Avec la mise en orbite de ce satellite européen d’observation de la Terre, Arianespace conforte sa position et promet une nouvelle moisson d’images de la surface terrestre.
Laurent Polidori | Le mercredi 18 septembre 2024
Le 5 septembre à 03h50 CEST (4 septembre 22h50 heure locale), dernier vol du lanceur Vega, qui va placer en orbite le satellite Sentinel-2C. © ESA / S. Corvaja

Dans la nuit du 4 au 5 septembre 2024, le lanceur Vega a quitté le Centre spatial guyanais pour aller placer sur son orbite, à près de 800km d’altitude, le nouveau satellite imageur de l’Agence spatiale européenne, Sentinel-2C. Ce succès est important pour deux raisons, liées au lanceur et au satellite transporté.
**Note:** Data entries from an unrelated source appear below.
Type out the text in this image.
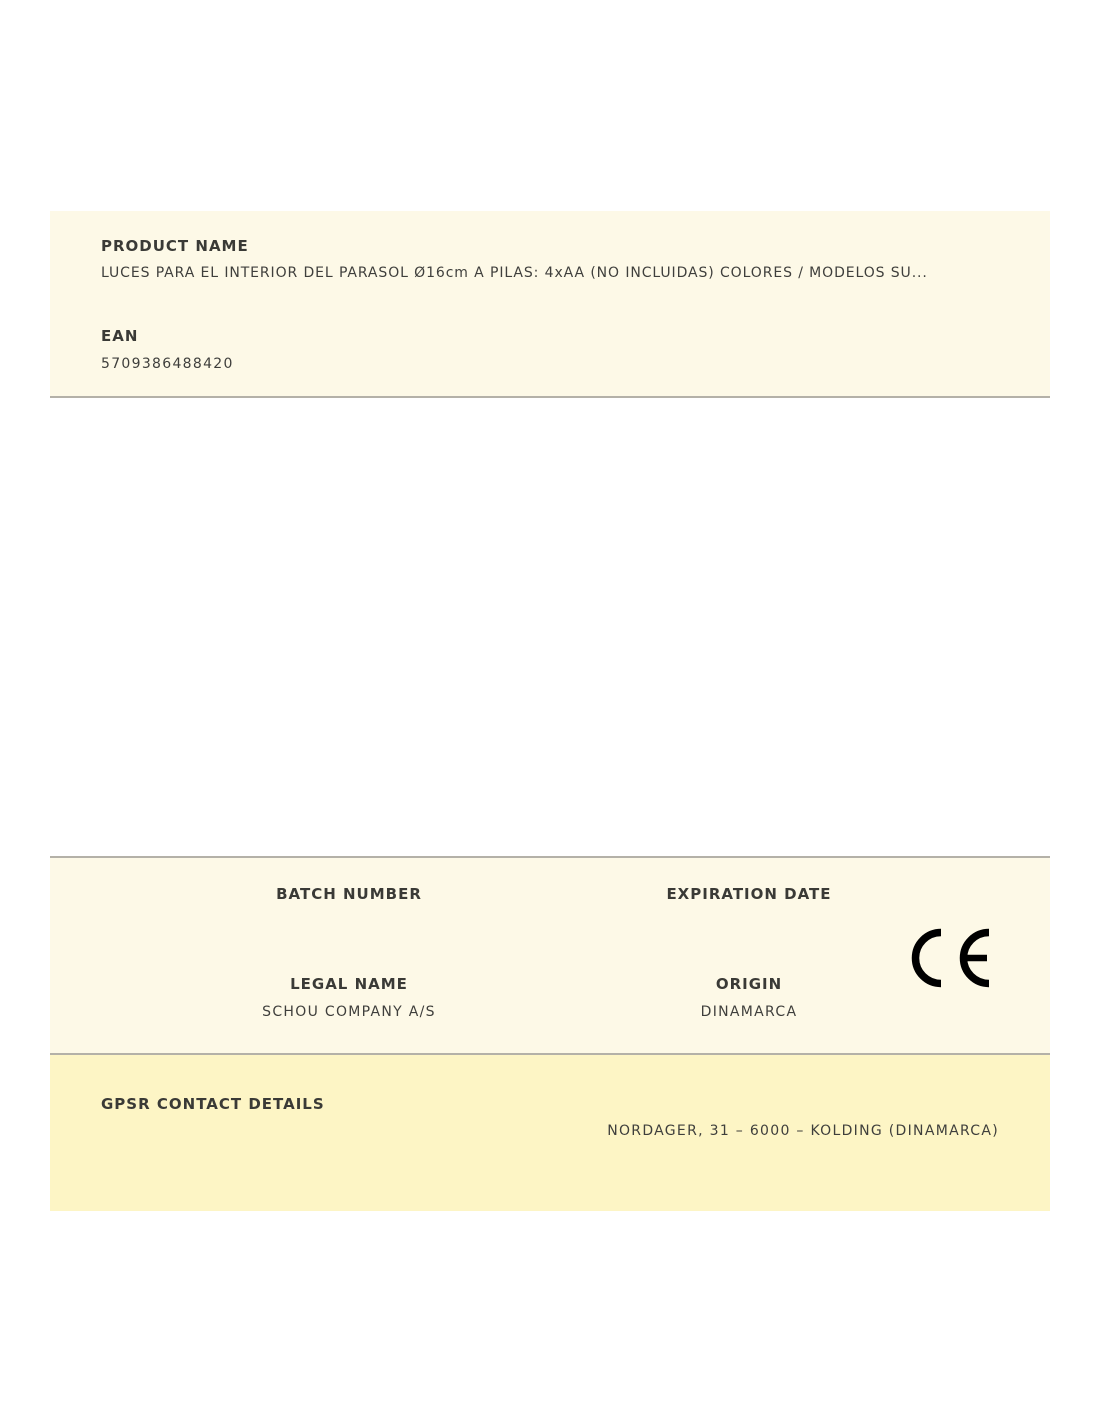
PRODUCT NAME
LUCES PARA EL INTERIOR DEL PARASOL Ø16cm A PILAS: 4xAA (NO INCLUIDAS) COLORES / MODELOS SU...
EAN
5709386488420
BATCH NUMBER	EXPIRATION DATE
LEGAL NAME
SCHOU COMPANY A/S
ORIGIN
DINAMARCA
GPSR CONTACT DETAILS
NORDAGER, 31 – 6000 – KOLDING (DINAMARCA)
Il s’agissait du tout dernier lancement de Vega, cette petite fusée italienne qui lance des satellites légers depuis 2012, permettant ainsi à Arianespace de compléter son offre, son gros lanceur Ariane 5 étant plutôt dédié à des charges lourdes. Avant de disposer de Vega, l’Agence spatiale européenne confiait la mise en orbite de ses satellites les plus légers à des lanceurs russes et indiens. Avec ses deux fusées, l’Europe devenait autonome et pouvait à peu près tout lancer. Le succès du dernier vol de Vega permet d’effacer en partie le souvenir de quelques échecs récents, alors qu’il cède la place à un modèle plus puissant: Vega-C, déjà en opération et dont les premiers succès ont conduit à la décision d’arrêter Vega. Vega-C succède à Vega comme Ariane 6 vient de succéder à Ariane 5 et l’Europe confirme ainsi son autonomie spatiale.
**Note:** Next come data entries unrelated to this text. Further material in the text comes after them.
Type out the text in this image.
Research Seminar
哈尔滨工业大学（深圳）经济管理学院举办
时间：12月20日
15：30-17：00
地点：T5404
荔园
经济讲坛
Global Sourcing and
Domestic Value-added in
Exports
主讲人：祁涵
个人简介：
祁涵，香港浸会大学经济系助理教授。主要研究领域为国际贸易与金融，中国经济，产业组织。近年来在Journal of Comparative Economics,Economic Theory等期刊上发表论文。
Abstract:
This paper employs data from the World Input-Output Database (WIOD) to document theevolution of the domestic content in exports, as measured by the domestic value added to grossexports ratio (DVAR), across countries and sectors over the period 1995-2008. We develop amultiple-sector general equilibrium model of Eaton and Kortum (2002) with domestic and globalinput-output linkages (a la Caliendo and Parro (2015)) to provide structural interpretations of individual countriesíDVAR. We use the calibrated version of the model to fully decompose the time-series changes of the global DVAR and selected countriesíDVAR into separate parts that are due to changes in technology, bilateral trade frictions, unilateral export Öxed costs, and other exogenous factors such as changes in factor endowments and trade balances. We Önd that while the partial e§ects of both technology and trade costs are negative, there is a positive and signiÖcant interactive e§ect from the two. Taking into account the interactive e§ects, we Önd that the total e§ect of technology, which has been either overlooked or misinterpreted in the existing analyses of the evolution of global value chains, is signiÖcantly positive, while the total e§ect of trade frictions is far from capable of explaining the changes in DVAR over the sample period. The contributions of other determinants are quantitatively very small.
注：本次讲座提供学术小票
Le satellite Sentinel-2C, lui, vient rejoindre ses prédécesseurs Sentinel-2A et Sentinel-2B, garantissant la pérennité de cette mission d’observation de la Terre par imagerie optique. Avec treize bandes spectrales allant du bleu à l’infrarouge et une résolution de 10, 20 ou 60m selon les bandes, Sentinel-2 est loin d’être le système imageur le plus performant par ses caractéristiques instrumentales, mais il est fiable, gratuit et répond aux besoins du plus grand nombre. Lancés en 2015 et 2017, les deux aînés fonctionnent en tandem depuis sept ans. Chacun d’eux repasse au-dessus de chaque point du globe tous les dix jours, mais le recours à deux satellites placés en opposition sur la même orbite double la cadence et réduit à cinq jours la période de revisite. 
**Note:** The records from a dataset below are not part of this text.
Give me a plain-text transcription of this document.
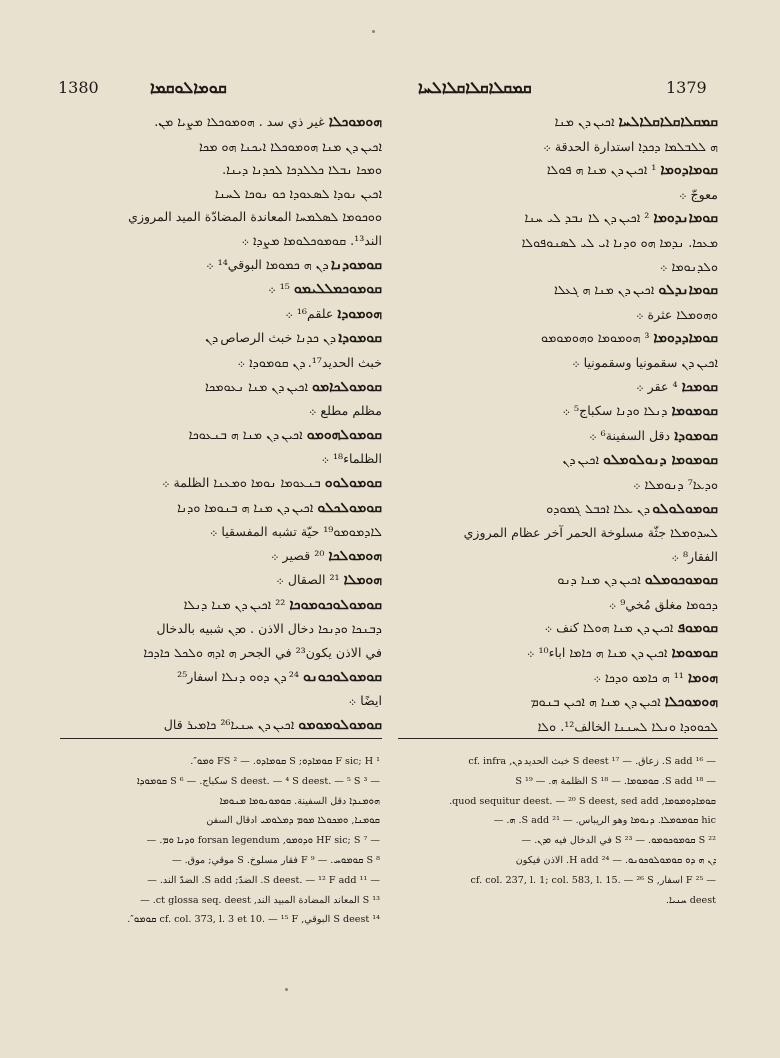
1380	ܩܘܡܐܠܘܩܡܐ	ܩܡܩܠܐܩܠܐܩܠܐܠܚܐ	1379

ܗܘܡܘܟܠܐ غير ذي سد . ܗܘܡܘܟܠܐ ܡܨܝܐ ܡܢ.

ܐܟܝܢ ܕܢ ܡܢܐ ܗܘܡܘܟܠܐ ܐܝܟܢܐ ܗܘ ܡܟܐ

ܘܡܟܐ ܢܒܠܐ ܟܠܠܕܟܐ ܠܟܕܢܐ ܕܝܢܐ.

ܐܟܝܢ ܢܘܕܐ ܠܣܥܘܕܐ ܟܘ ܢܘܟܐ ܠܚܢܐ

ܘܘܟܘܡܐ ܠܣܠܡܚܐ المعاندة المضادّة الميد المروزي

الند¹³. ܩܘܡܘܟܠܘܡܐ ܡܨܕܐ ܀

ܩܘܡܘܕܢܐ ܕܢ ܗ ܟܡܘܡܐ البوقي¹⁴ ܀

ܩܘܡܘܟܡܠܠܝܡܘ ¹⁵ ܀

ܗܘܡܘܕܐ علقم¹⁶ ܀

ܩܘܡܘܕܐ ܕܢ ܟܕܢܐ خبث الرصاص ܕܢ

خبث الحديد¹⁷. ܕܢ ܩܘܡܘܕܐ ܀

ܩܘܡܘܠܟܐܡܘ ܐܟܝܢ ܕܢ ܡܢܐ ܢܥܘܡܟܐ

مظلم مطلع ܀

ܩܘܡܘܠܗܘܡܘ ܐܟܝܢ ܕܢ ܡܢܐ ܗ ܒܢܥܘܟܐ

الظلماء¹⁸ ܀

ܩܘܡܘܠܘܘ ܒܢܥܘܡܐ ܢܘܡܐ ܘܡܥܢܐ الظلمة ܀

ܩܘܡܘܠܟܠܘ ܐܟܝܢ ܕܢ ܡܢܐ ܗ ܒܢܘܡܐ ܘܕܢܐ

ܠܐܕܡܘܡܘ¹⁹ حيّة تشبه المفسقيا ܀

ܗܘܡܘܠܟܐ ²⁰ قصير ܀

ܗܘܡܠܐ ²¹ الصقال ܀

ܩܘܡܘܠܘܟܘܡܘܟܐ ²² ܐܟܝܢ ܕܢ ܡܢܐ ܕܢܠܐ

ܕܒܢܟܐ ܘܕܢܟܐ دخال الاذن . ܘܕܢ شبيه بالدخال

في الاذن يكون²³ في الجحر ܗ ܐܕܗ ܘܠܟܠ ܟܐܕܟܐ

ܩܘܡܘܠܘܟܘܢܘ ²⁴ ܕܢ ܕܘܘ ܕܢܠܐ اسفار²⁵

ايضًا ܀

ܩܘܡܘܠܘܡܘܡܘ ܐܟܝܢ ܕܢ ܚܢܝܐ²⁶ ܟܐܡܝܪ قال

ܩܡܩܠܐܩܠܐܩܠܐܠܚܐ ܐܟܝܢ ܕܢ ܡܢܐ

ܗ ܠܠܒܠܡܐ ܕܟܕܐ استدارة الحدقة ܀

ܩܘܡܐܕܘܡܐ ¹ ܐܟܝܢ ܕܢ ܡܢܐ ܗ ܦܘܠܐ

معوجّ ܀

ܩܘܡܐܢܕܘܡܐ ² ܐܟܝܢ ܕܢ ܠܐ ܢܒܕ ܠܝ ܚܢܐ

ܡܥܟܐ. ܢܕܡܐ ܗܘ ܘܕܢܐ ܐܝ ܠܝ ܠܣܢܘܦܘܠܐ

ܘܠܕܢܘܡܐ ܀

ܩܘܡܐܢܕܠܘ ܐܟܝܢ ܕܢ ܡܢܐ ܗ ܓܥܠܐ

ܘܗܘܡܠܐ عثرة ܀

ܩܘܡܐܕܕܘܡܐ ³ ܗܘܡܘܡܐ ܘܗܘܡܘܡܘ

ܐܟܝܢ ܕܢ سقمونيا وسقمونيا ܀

ܩܘܡܟܐ ⁴ عقر ܀

ܩܘܡܘܡܐ ܕܢܠܐ ܘܕܢܐ سكباج⁵ ܀

ܩܘܡܘܕܐ دقل السفينة⁶ ܀

ܩܘܡܘܡܐ ܕܢܘܠܘܡܠܘ ܐܟܝܢ ܕܢ

ܘܕܥܐ⁷ ܕܢܘܡܠܐ ܀

ܩܘܡܘܠܘܠܘ ܕܢ ܥܠܐ ܐܟܒܠ ܓܡܘܕܘ

ܠܚܕܘܡܠܐ جثّة مسلوخة الحمر آخر عظام المروزي

الفقار⁸ ܀

ܩܘܡܘܟܘܡܠܘ ܐܟܝܢ ܕܢ ܡܢܐ ܕܢܘ

ܕܟܘܡܐ مغلق مُخي⁹ ܀

ܩܘܡܘܦ ܐܟܝܢ ܕܢ ܡܢܐ ܗܘܠܐ كنف ܀

ܩܘܡܘܡܐ ܐܟܝܢ ܕܢ ܡܢܐ ܗ ܟܐܡܐ اباء¹⁰ ܀

ܗܘܡܐ ¹¹ ܗ ܟܐܡܘ ܘܕܟܐ ܀

ܗܘܡܘܟܠܐ ܐܟܝܢ ܕܢ ܡܢܐ ܗ ܐܟܝܢ ܒܢܘܡ

ܠܟܘܘܕܐ ܘܢܠܐ ܠܚܢܢܐ الخالف¹². ܘܠܐ

¹ F sic; H ܩܘܡܐܕܘ; S ܩܘܡܐܕܘ. — ² FS ܘܡܘ″.

— ³ S deest. — ⁴ S deest. — ⁵ S سكباج. — ⁶ S ܩܘܡܘܕܐ

ܗܘܡܢܕܐ دقل السفينة. ܩܘܡܘܢܘܡܐ ܡܢܘܡܐ

ܩܘܡܢܐ, ܘܡܟܘܠܐ ܡܘܡ ܕܡܠܘܡܝ ادقال السفن

— ⁷ HF sic; S ܘܕܘܡܘ, forsan legendum ܘܕܢܐ ܘܡ. —

⁸ S ܩܘܡܘܚ. — ⁹ F فقار مسلوخ. S موقي; موق. —

— ¹¹ S deest. — ¹² F add. الضدّ; S add. الضدّ الند. —

¹³ S المعاند المضادة المبيد الند, ct glossa seq. deest. —

¹⁴ S deest البوقي, cf. col. 373, l. 3 et 10. — ¹⁵ F ܩܘܡܘ″.

— ¹⁶ S add. زعاق. — ¹⁷ S deest خبث الحديد ܕܢ, cf. infra

— ¹⁸ S add. ܩܘܡܘܡܐ. — ¹⁸ S الظلمة ܗ. — ¹⁹ S

ܩܘܡܐܕܘܡܘܡܐ, quod sequitur deest. — ²⁰ S deest, sed add.

hic ܩܘܡܘܡܠܐ. ܕܢܘܡܐ وهو الريباس. — ²¹ S add. ܗ. —

²² S ܩܘܡܘܟܘܡܘ. — ²³ S في الدخال فيه ܘܕܢ. —

ܕܢ ܗ ܕܘ ܩܘܡܘܠܘܟܘܢܘ. — ²⁴ H add. الاذن فيكون

— ²⁵ F اسفار, cf. col. 237, l. 1; col. 583, l. 15. — ²⁶ S

deest ܚܢܝܐ.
Décollage de la fusée Vega, vol VV24, depuis le port spatial de l’Europe en Guyane française. © ESA-Cnes-Arianespace / Optique vidéo du CSG / S. Martin



Une mosaïque sans nuage

C’est ce qui fait le grand intérêt de cette mission, laquelle permet de suivre les transformations du paysage liées notamment au cycle saisonnier de la végétation ou aux perturbations du climat. Cette cadence élevée permet même d’éliminer les nuages, pourtant opaques dans les longueurs d’onde optiques: en cinq jours les nuages se sont déplacés tandis que le paysage, lui, n’a guère eu le temps de changer. Ainsi, la portion du terrain qu’un nuage a cachée dans l’image du lundi a de fortes chances d’être visible dans l’image du samedi suivant, et la fusion des deux images (voire davantage si nécessaire) permet d’obtenir une mosaïque sans nuage, dont les pixels ont été obtenus à des dates différentes mais assez rapprochées.
Bien que les satellites Sentinel-2A et Sentinel-2B fonctionnent correctement, il était prudent d’en placer un troisième en orbite, prêt à prendre la relève de l’un des deux autres en cas de défaillance. La mission Sentinel-2 est une composante essentielle du programme Copernicus de l’Union européenne. Anciennement nommé Gmes (Global monitoring for environment and security), le programme Copernicus est le service d’observation de la Terre de l’Europe comme Galileo est son service de positionnement. Le succès du lancement de Sentinel-2C par Vega est important à double titre: il permet à l’Europe de lancer au monde un signal quant à sa capacité de lancer, et un autre lié à son rôle dans la surveillance de l’environnement planétaire.